TOKYO (AP) — Asian shares were mostly higher but little changed Tuesday, as global investors were relieved to see that the attack on Syria likely won't escalate but worries remained about U.S.-China trade tensions.
KEEPING SCORE: Japan's benchmark Nikkei 225 erased initial gains to be virtually unchanged, up less than 0.1 percent at 21,837.39 in morning trading. Australia's S&P/ASX 200 added 0.3 percent to 5,860.00. South Korea's Kospi was little changed at 2,455.87, erasing initial gains. Hong Kong's Hang Seng added 0.1 percent at 30,349.97, while the Shanghai Composite edged up less than 0.1 percent at 3,111.73.
CHINA FACTOR: China's economic growth held steady in the quarter ending in March, buoyed by investment and rapid growth in e-commerce despite trade tensions with Washington. The world's second-largest economy expanded by 6.8 percent over a year earlier, in line with the quarter ending in December and down slightly from 2017's full-year expansion of 6.9 percent, data showed Tuesday.
GEOPOLITICAL FACTOR: Investors are starting to put aside concerns over the geopolitical tensions that led to Friday night's missile attack by the U.S., Britain and France on Syria's chemical weapons program.
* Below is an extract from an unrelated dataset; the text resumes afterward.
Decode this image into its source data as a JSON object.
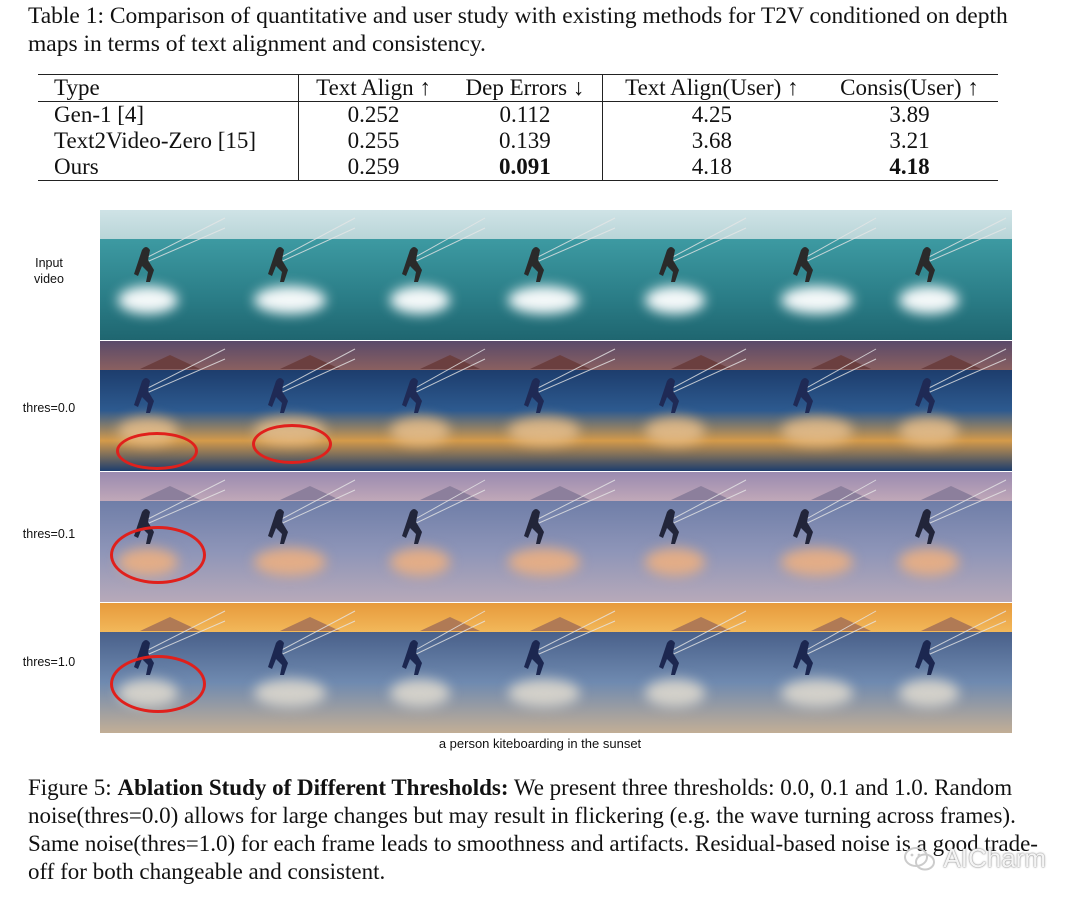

On Monday, the White House said it was considering imposing additional sanctions on Russia, a key ally of Syrian leader Bashar Assad.
WALL STREET: The S&P 500 index rose 21.54 points, or 0.8 percent, to 2,677.84. The Dow Jones industrial average gained 212.90 points, or 0.9 percent, to 24,573.04. The Nasdaq added 49.63 points, or 0.7 percent, to 7,156.28. The Russell 2000 index of smaller-company stocks picked up 13.52 points, or 0.9 percent, to 1,563.03.
THE QUOTE: "Concerns on situation in Syria have eased as market saw U.S.-led air strikes largely as a one-off event rather than an ongoing crisis," said Zhu Huani of Mizuho Bank in Singapore. "While there have been tentative evidences of de-escalation of trade tension, there are still lingering risks beneath the surface."
ENERGY: Benchmark U.S. crude added 35 cents to $66.57 a barrel. It declined $1.17 to settle at $66.22 per barrel on the New York Mercantile Exchange on Monday. Brent crude, which is used to price international oils, rose 27 cents to $71.69 per barrel.
CURRENCIES: The dollar fell to 107.05 yen from 107.21 yen late Monday. The euro strengthened to $1.2380 from $1.2366.